Karena merger pula, boleh jadi orientasi yang selama ini diemban BRI dan BTN jadi tak fokus lagi. Dalam sosok bank hasil merger, atas berbagai pertimbangan, komitmen BRI terhadap wong cilik mungkin berkurang atau bahkan pupus. Terlebih -- lagi-lagi sebagaimana sudah ditunjukkan dalam kasus kelahiran Bank Mandiri -- merger kemungkinan memangkas jaringan masing-masing bank. Dengan demikian, basis ekonomi wong cilik di desa-desa yang selama ini begitu intens ditekuni BRI praktis ditinggalkan.

Jelas, itu membuat masyarakat kecil jadi kehilangan sandaran. Padahal bank-bank lain belum siap atau mungkin malah enggan mengisi optimal peran yang ditinggalkan BRI ini. Maklum karena untuk bisa merengkuh sampai ke pelosok-pelosok desa dibutuhkan investasi tidak sedikit untuk membangun infrastruktur.

Jaringan BRI yang sudah begitu kuat merambah hingga ke pelosok-pelosok ini memang tak tertandingi oleh bank nasional mana pun. Bahkan jajaran bank pembangunan daerah ataupun bank perkreditan rakyat (BPR) sendiri harus mengakui keunggulan BRI ini. Tapi, itu tadi, merger kemungkinan malah memangkas jaringan tersebut.
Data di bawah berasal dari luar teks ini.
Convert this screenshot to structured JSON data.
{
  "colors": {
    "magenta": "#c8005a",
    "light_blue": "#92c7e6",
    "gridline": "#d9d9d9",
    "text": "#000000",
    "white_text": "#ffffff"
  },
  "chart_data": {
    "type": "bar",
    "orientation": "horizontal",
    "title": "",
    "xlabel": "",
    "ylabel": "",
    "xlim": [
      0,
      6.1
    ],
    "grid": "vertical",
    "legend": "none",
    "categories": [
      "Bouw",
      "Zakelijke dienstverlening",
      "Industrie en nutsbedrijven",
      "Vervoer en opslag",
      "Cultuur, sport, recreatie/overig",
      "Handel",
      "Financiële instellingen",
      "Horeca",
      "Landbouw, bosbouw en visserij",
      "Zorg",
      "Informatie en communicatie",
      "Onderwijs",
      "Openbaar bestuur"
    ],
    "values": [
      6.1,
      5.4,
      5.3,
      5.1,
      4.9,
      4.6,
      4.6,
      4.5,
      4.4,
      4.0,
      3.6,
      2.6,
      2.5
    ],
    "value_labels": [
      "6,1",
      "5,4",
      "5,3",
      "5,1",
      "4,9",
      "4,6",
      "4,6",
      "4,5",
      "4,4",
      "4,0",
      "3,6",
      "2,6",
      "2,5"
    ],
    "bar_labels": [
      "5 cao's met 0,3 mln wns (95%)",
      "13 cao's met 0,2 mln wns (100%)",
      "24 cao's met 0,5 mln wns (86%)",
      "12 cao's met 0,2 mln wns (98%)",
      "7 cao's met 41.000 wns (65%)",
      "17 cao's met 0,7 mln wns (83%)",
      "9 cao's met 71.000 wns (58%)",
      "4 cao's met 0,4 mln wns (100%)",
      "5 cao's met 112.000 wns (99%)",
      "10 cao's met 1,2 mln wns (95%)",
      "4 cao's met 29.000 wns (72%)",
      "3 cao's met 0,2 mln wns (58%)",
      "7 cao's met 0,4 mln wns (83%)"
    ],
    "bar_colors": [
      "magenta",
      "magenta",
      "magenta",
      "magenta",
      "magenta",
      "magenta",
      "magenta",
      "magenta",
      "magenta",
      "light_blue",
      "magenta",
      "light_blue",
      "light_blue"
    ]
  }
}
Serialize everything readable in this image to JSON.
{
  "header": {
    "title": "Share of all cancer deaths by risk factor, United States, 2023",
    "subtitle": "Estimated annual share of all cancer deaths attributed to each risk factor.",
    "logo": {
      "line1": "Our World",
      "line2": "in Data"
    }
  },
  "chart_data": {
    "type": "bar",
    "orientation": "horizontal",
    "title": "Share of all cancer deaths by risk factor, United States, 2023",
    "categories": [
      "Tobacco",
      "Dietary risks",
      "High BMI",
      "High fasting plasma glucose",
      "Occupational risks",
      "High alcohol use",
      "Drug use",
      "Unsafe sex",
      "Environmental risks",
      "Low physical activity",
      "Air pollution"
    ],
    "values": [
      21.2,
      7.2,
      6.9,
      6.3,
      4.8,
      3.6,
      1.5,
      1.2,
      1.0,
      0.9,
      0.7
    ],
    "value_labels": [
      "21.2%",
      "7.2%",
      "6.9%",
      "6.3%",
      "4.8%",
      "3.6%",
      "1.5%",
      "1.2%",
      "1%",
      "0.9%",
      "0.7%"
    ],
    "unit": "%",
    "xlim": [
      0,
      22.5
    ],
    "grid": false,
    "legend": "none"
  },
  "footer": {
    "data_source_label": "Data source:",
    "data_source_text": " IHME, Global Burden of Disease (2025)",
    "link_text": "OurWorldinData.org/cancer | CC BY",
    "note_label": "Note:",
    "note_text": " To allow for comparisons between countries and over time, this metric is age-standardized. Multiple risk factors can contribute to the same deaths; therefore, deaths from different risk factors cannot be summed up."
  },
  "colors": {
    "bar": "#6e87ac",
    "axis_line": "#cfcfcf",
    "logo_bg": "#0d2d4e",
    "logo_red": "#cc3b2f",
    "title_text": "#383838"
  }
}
Tapi Andai pun pemangkasan jaringan ini tak dilakukan, organisasi bank hasil merger pasti akan sangat gendut alias tak efisien.

Bagi BTN sendiri, boleh jadi merger membuat keistimewaan mereka selama ini -- spesifik bergerak di bidang perumahan -- jadi kabur atau dikubur. Paling tidak, tak ada jaminan bahwa bank hasil merger tetap mempertahankan peran spesifik BTN selama ini secara penuh. Apalagi alasan untuk itu sudah tergelar: pemerintah kelak tak lagi menyalurkan kredit pemilikan rumah (KPR) bersubsidi.

Tapi, soalnya, tantangan di bidang perumahan telanjur menggunung. Itu tak mungkin bisa begitu saja dipercayakan kepada bank-bank lain. Pihak Real Estate Indonesia (REI) sendiri, karena itu, tak berharap merger BTN dan BRI menjadi kenyataan. Bagi mereka, selama ini BTN sudah berperan bagus dan masih bisa diharapkan tetap elok menggelar layanan sesuai fokus masing-masing.

Walhasil, gagasan merger BRI-BTN ini lebih baik dilupakan saja. Terlebih karena kondisi keuangan tak mendukung, pemaksaan merger hanya akan menumbuhkan kesan bahwa pemerintah tak memiliki sense of crisis.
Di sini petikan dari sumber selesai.